Federal prosecutors unveiled a mammoth corruption and money-laundering investigation in New Jersey today, arresting 44 people, including the mayors of Hoboken, Secaucus, and Ridgefield; two assemblymen; and five rabbis. Also some guy who's been selling human kidneys for ten years.

Basically the FBI equipped a real estate developer named Solomon Dwek with a recording device and set him loose on the swamp of kickback schemes, mob payoffs, and money-grubbing pols that is New Jersey, where you have bribe someone to get your driver license. Dwek—whom the Wall Street Journal has identified as the unnamed "cooperating witness" whose testimony the indictment relies on—was charged with defrauding a bank of $25 million in 2006. He apparently turned snitch rather than fact jail and suckered half of the state's political class into doing business with him on behalf of the feds.

In doing so, he (allegedly):

  • Paid $25,000 in cash bribes to Peter Cammarano, a city councilman who just got elected mayor of Hoboken on July 1. Dwek paid $10,000 of that last Thursday. "In return," according to a press release from the office of the U.S. Attorney for New Jersey, "Cammarano [said he] would sponsor zoning changes and push through building plans for [a] high-rise development in Hoboken.
  • Paid New Jersey Assembleyman L. Harvey Smith $15,000 in bribes "to help get approvals from high-level state agency officials for building projects."
  • Paid Daniel Van Pelt, a New Jersey Assemblyman, a $10,000 bribe.
  • Paid Dennis Elwell, mayor of Secaucus, a $10,000 cash bribe.
  • Paid Anthony Suarez, mayor of Ridgefield a "$10,000 corrupt cash payment for his legal defense fund."

There's so, so much more. The press release announcing the arrests [pdf] is 12 pages. Aside from reeling in greedy politicians, Dwek also set his sites on a vast money-laundering ring centered among New Jersey's Syrian Jewish community and run by delightfully named rabbis, who used their synagogues and affiliated charities to clean up dirty money. Dwek approached them and told them he was "involved in illegal businesses and bank frauds," according to the release, and "was in bankruptcy and was attempting to conceal cash and assets." So Rabbi Saul Kassin of Sharee Zion in Brooklyn, Rabbi Edmund Nahum of Deal Synagogue in Deal, N.J., Rabbi Eli Ben Haim of Congregation Ohel Yaacob in Deal, N.J., and Rabbi Mordchai Fish of Congregation Sheves Achim in Brooklyn all happily accomodated him, laundering more than $3 million over two years. They would take a check from Dwek, written to their synagogues or associated charities, and pay him back—less a 10 percent cut—in cash from Israel or Switzerland that they kept in a network of "cash houses" throughout Brooklyn.

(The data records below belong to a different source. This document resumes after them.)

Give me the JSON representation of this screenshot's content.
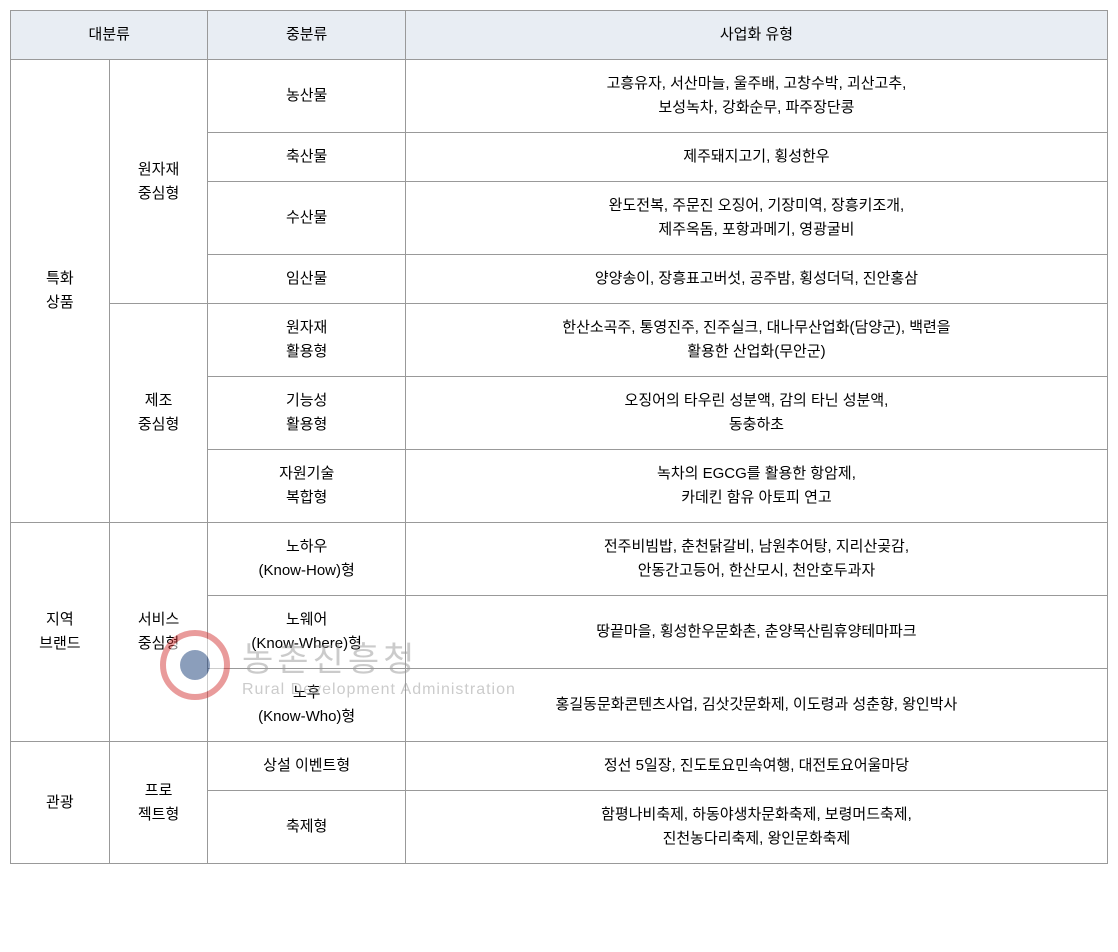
{
  "header": {
    "col1": "대분류",
    "col2": "중분류",
    "col3": "사업화 유형"
  },
  "rows": {
    "specialty_products": {
      "label": "특화\n상품",
      "raw_material": {
        "label": "원자재\n중심형",
        "agricultural": {
          "label": "농산물",
          "content": "고흥유자, 서산마늘, 울주배, 고창수박, 괴산고추,\n보성녹차, 강화순무, 파주장단콩"
        },
        "livestock": {
          "label": "축산물",
          "content": "제주돼지고기, 횡성한우"
        },
        "marine": {
          "label": "수산물",
          "content": "완도전복, 주문진 오징어, 기장미역, 장흥키조개,\n제주옥돔, 포항과메기, 영광굴비"
        },
        "forest": {
          "label": "임산물",
          "content": "양양송이, 장흥표고버섯, 공주밤, 횡성더덕, 진안홍삼"
        }
      },
      "manufacturing": {
        "label": "제조\n중심형",
        "raw_util": {
          "label": "원자재\n활용형",
          "content": "한산소곡주, 통영진주, 진주실크, 대나무산업화(담양군), 백련을\n활용한 산업화(무안군)"
        },
        "functional": {
          "label": "기능성\n활용형",
          "content": "오징어의 타우린 성분액, 감의 타닌 성분액,\n동충하초"
        },
        "resource_tech": {
          "label": "자원기술\n복합형",
          "content": "녹차의 EGCG를 활용한 항암제,\n카데킨 함유 아토피 연고"
        }
      }
    },
    "regional_brand": {
      "label": "지역\n브랜드",
      "service": {
        "label": "서비스\n중심형",
        "knowhow": {
          "label": "노하우\n(Know-How)형",
          "content": "전주비빔밥, 춘천닭갈비, 남원추어탕, 지리산곶감,\n안동간고등어, 한산모시, 천안호두과자"
        },
        "knowwhere": {
          "label": "노웨어\n(Know-Where)형",
          "content": "땅끝마을, 횡성한우문화촌, 춘양목산림휴양테마파크"
        },
        "knowwho": {
          "label": "노후\n(Know-Who)형",
          "content": "홍길동문화콘텐츠사업, 김삿갓문화제, 이도령과 성춘향, 왕인박사"
        }
      }
    },
    "tourism": {
      "label": "관광",
      "project": {
        "label": "프로\n젝트형",
        "permanent": {
          "label": "상설 이벤트형",
          "content": "정선 5일장, 진도토요민속여행, 대전토요어울마당"
        },
        "festival": {
          "label": "축제형",
          "content": "함평나비축제, 하동야생차문화축제, 보령머드축제,\n진천농다리축제, 왕인문화축제"
        }
      }
    }
  },
  "watermark": {
    "kr": "농촌진흥청",
    "en": "Rural Development Administration"
  },
  "colors": {
    "header_bg": "#e8edf3",
    "border": "#999999",
    "text": "#000000",
    "watermark": "#999999",
    "logo_red": "#d43939",
    "logo_blue": "#1a3f7a"
  }
}
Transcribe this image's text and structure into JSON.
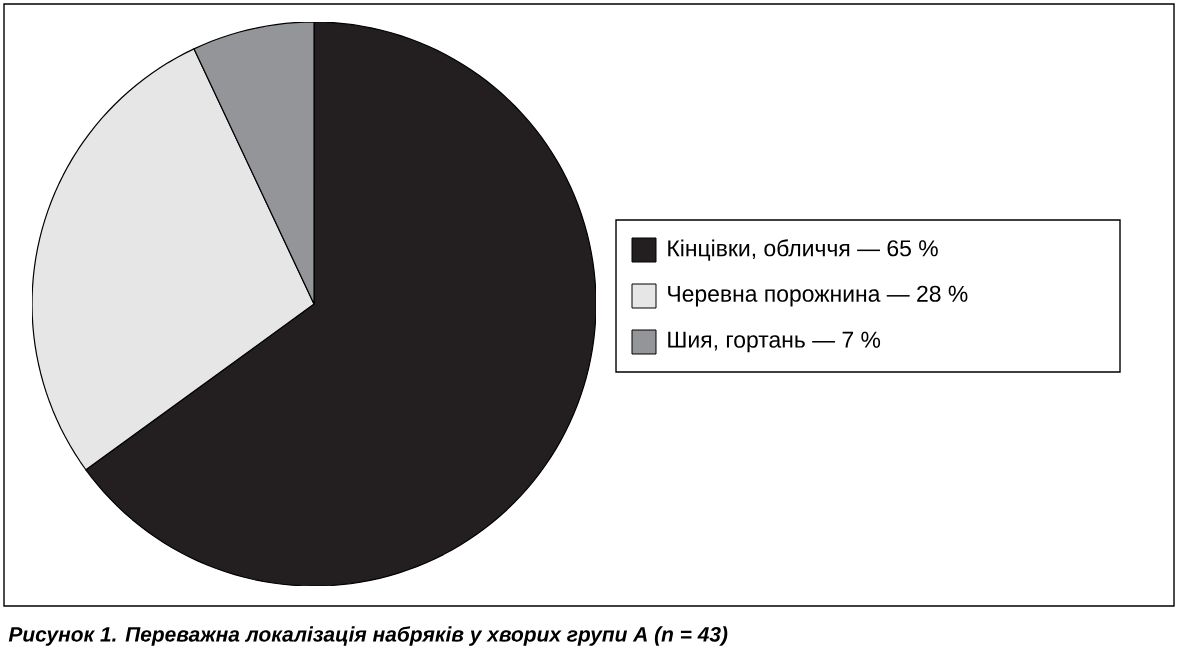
{
  "chart_data": {
    "type": "pie",
    "categories": [
      "Кінцівки, обличчя — 65 %",
      "Черевна порожнина — 28 %",
      "Шия, гортань — 7 %"
    ],
    "values": [
      65,
      28,
      7
    ],
    "colors": [
      "#231f20",
      "#e6e6e7",
      "#939598"
    ],
    "legend": "right",
    "annotations": [
      "Рисунок 1. Переважна локалізація набряків у хворих групи А (n = 43)"
    ]
  }
}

Dwek is an Orthodox Jew; it's unlikely he could have penetrated the ring otherwise. For a look at the Syrian Jewish community's xenophobic ways, check out this New York Time Magazine piece on the Brooklyn enclave, which excommunicates any member who marries outside of the tribe—including gentiles who convert to Judaism. Rabbi Kassin, who was arrested today, cut off his own daughter for marrying a non-Jew. After 25 years, she made contact with the family, and they told her she was welcome back, but without her husband and kids.

Lastly—and it's not clear from the release how this relates to the money-laundering and corruption investigations—Dwek somehow hooked up with Levy Izhak Rosenbaum, a Brooklyn man who offered to sell him a human kidney for $160,000. According to Talking Points Memo, which has been poring over the indictment, "Rosembaum explained the process of finding a donor in Israel and stated that "[t]here are people over there hunting . . . One of the reasons it's so expensive is because you have to shmear all the time." We think a good sun-dried tomato shmear goes nicely with a kidney.

All of these people are going to roll over on everybody else, and the New York and New Jersey state legislatures are going to be completely emptied out within a week.